Sicuramente risulta di maggiore impatto il forte sostegno che la legge n. 27.610 ha ricevuto sia dalle diverse forze politiche quanto da parte di una società civile appassionata. Negli ultimi anni, la cd. “marea verde” ha esercitato una importante pressione e una profonda ispirazione anche a livello politico, tanto nazionale quanto internazionale. Si tratta di un movimento femminista integrato da donne di tutte le età e di differente estrazione sociale. Il gruppo di donne che sosteneva e manifestava a favore del riconoscimento del diritto all’interruzione volontaria e gratuita della gravidanza comprendeva sia donne incinte che donne con accesso a metodi contraccettivi e abortivi; donne sopravvissute ad aborti clandestini ma anche donne che non hanno mai dovuto decidere; figlie di madri single e madri in generale, ma anche giovani donne e adolescenti. Le loro marce sono aumentate nel tempo e a loro volta hanno contribuito in modo decisivo all’accettazione sociale, che ha consentito generare un cambiamento nella coscienza della società argentina. Il movimento della “marea verde” ha sostenuto la lotta per ottenere il diritto all’aborto riducendo a unità diverse concezioni del femminismo e ha assunto un atteggiamento politicamente trasversale, ottenendo il sostegno di diversi partiti.
Ciononostante, la società argentina si è spaccata. Contrariamente agli ideali propri della “marea verde”, il movimento conosciuto come “onda celeste” ha difeso strenuamente l’idea della vita dal concepimento alla morte naturale e si è battuto contro l’indottrinamento, l’ideologizzazione e la politicizzazione della sessualità umana. Il movimento manifesta la sua lotta contro l’“ideologia di genere”, descrivendola come un’idea liberale elitaria che minaccia il concetto naturale di famiglia e cerca di controllare il tasso di natalità. Il caposaldo del movimento si basa sull’idea che la persona esiste dal momento del concepimento; di conseguenza, l’aborto sarebbe un delitto contro una persona indifesa e le gravidanze indesiderate, invece di dare luogo ad aborti, dovrebbero lasciare il posto alle adozioni. Il movimento è composto da due blocchi: da un lato, i rappresentanti della Chiesa cattolica e delle chiese evangeliche e, dall’altro, medici e avvocati “pro-vita”, ma anche una serie di ONG “anti-diritti”, create negli anni Ottanta dallo Stato argentino, a sostegno delle manifestazioni “a favore della vita” e contro i diritti della libertà delle donne.
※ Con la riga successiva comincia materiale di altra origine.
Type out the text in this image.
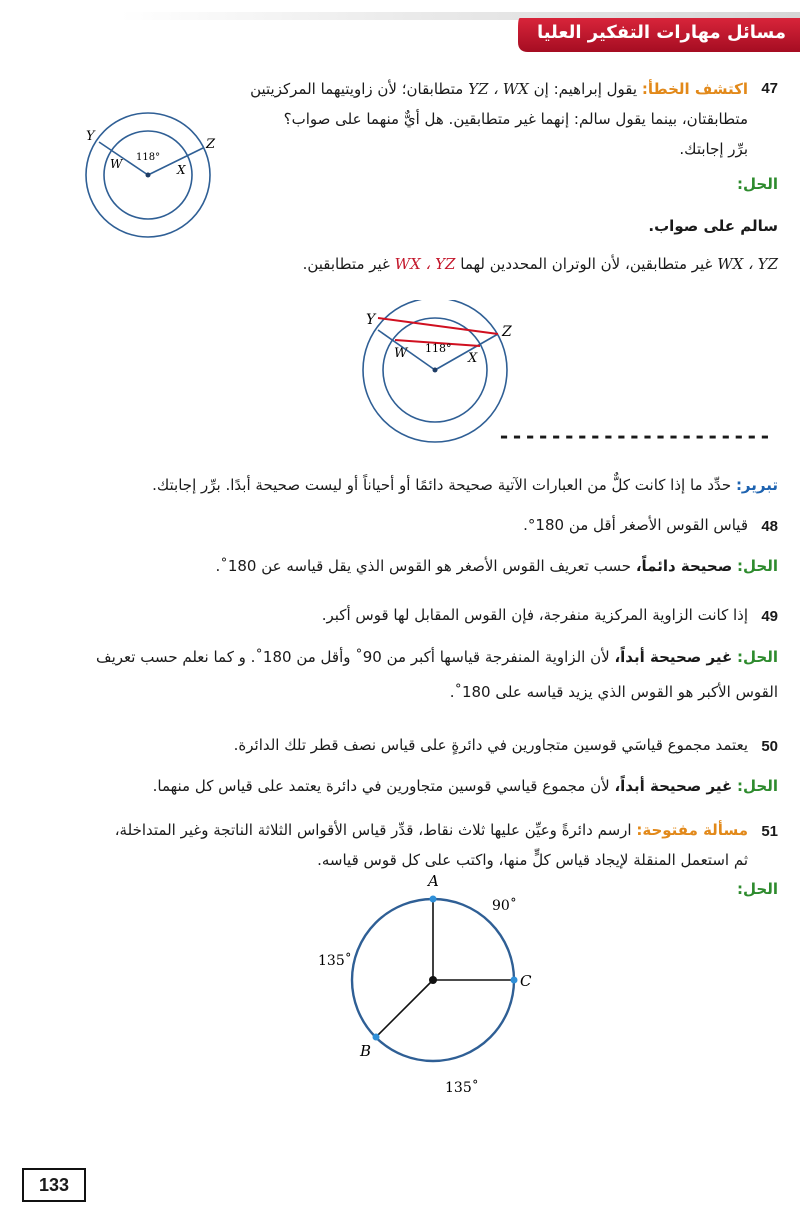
مسائل مهارات التفكير العليا
47
اكتشف الخطأ: يقول إبراهيم: إن YZ ، WX متطابقان؛ لأن زاويتيهما المركزيتين
متطابقتان، بينما يقول سالم: إنهما غير متطابقين. هل أيٌّ منهما على صواب؟
برِّر إجابتك.
Y
Z
W	X
118°
الحل:
سالم على صواب.
WX ، YZ غير متطابقين، لأن الوتران المحددين لهما WX ، YZ غير متطابقين.
Y
Z
W	X
118°
---------------------
تبرير: حدِّد ما إذا كانت كلٌّ من العبارات الآتية صحيحة دائمًا أو أحياناً أو ليست صحيحة أبدًا. برِّر إجابتك.
48
قياس القوس الأصغر أقل من 180°.
الحل: صحيحة دائماً، حسب تعريف القوس الأصغر هو القوس الذي يقل قياسه عن 180˚.
49
إذا كانت الزاوية المركزية منفرجة، فإن القوس المقابل لها قوس أكبر.
الحل: غير صحيحة أبداً، لأن الزاوية المنفرجة قياسها أكبر من 90˚ وأقل من 180˚. و كما نعلم حسب تعريف
القوس الأكبر هو القوس الذي يزيد قياسه على 180˚.
50
يعتمد مجموع قياسَي قوسين متجاورين في دائرةٍ على قياس نصف قطر تلك الدائرة.
الحل: غير صحيحة أبداً، لأن مجموع قياسي قوسين متجاورين في دائرة يعتمد على قياس كل منهما.
51
مسألة مفتوحة: ارسم دائرةً وعيِّن عليها ثلاث نقاط، قدِّر قياس الأقواس الثلاثة الناتجة وغير المتداخلة،
ثم استعمل المنقلة لإيجاد قياس كلٍّ منها، واكتب على كل قوس قياسه.
الحل:
A
C
B
90˚
135˚
135˚
133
Nonostante la “marea verde” sia diventata “inarrestabile” con i suoi argomenti a favore del diritto alla libertà di scelta delle donne e la capacità di mobilitazione sociale e collettiva, tuttavia anche l’“onda celeste” ha acquisito grande forza approfittando di ogni occasione per manifestare e sostenere le proprie posizioni, riflettendo così una profonda spaccatura sociale presente in molti paesi dell’America latina.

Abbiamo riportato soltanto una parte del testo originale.